The challenge for the US supply relates to problems faced by the only manufacturer that sells yellow fever vaccine in this market, Sanofi Pasteur. The company, which makes the vaccine in Swiftwater, Penn., was in the process of shifting the production to a newer facility that would open in 2018.
But an unexpected manufacturing problem resulted in the loss of a large number of doses that would have been used to cover need during the transition period.
Sanofi sought and received permission from the Food and Drug Administration to bring a yellow fever vaccine it makes in France — the product, called Stamaril, is not licensed here — into the US to fill the gap. It will be used during this period under an emergency investigational new drug authorization.

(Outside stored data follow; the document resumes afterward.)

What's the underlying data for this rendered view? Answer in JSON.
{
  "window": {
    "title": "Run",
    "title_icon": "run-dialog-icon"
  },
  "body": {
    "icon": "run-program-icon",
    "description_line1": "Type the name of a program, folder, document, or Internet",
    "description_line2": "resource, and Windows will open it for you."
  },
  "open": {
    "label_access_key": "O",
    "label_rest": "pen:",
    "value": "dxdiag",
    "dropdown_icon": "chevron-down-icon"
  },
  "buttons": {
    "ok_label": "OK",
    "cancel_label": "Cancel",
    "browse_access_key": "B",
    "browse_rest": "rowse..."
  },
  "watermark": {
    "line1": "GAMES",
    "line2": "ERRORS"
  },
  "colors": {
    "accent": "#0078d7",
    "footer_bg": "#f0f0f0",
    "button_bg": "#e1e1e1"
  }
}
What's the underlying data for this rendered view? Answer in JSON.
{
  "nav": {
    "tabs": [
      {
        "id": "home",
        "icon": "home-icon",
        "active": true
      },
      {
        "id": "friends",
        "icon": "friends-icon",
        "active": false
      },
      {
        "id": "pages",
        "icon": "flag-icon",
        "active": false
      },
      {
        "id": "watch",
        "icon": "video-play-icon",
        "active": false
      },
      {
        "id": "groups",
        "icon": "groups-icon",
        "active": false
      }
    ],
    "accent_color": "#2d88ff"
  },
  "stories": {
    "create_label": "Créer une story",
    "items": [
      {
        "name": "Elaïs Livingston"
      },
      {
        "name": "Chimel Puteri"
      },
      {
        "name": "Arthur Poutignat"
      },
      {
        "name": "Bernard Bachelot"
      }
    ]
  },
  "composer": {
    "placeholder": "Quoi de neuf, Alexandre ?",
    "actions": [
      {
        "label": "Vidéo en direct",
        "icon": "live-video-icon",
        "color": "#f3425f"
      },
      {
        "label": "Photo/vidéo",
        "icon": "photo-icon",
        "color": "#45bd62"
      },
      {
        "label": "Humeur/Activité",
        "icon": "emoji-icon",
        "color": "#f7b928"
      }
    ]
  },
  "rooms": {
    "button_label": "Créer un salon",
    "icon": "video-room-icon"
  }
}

The CDC said it looked at the possibility of recommending people be given a fractional dose of vaccine — one-fifth the normal dose — as a stopgap measure, but concluded there was too little data to show that approach works to endorse it.
Because of limited supplies last year, the World Health Organization urged the fractional dose approach be used in controlling the outbreak in the Democratic Republic of Congo. And Brazil has been considering it as its outbreak spreads and vaccine supplies tighten.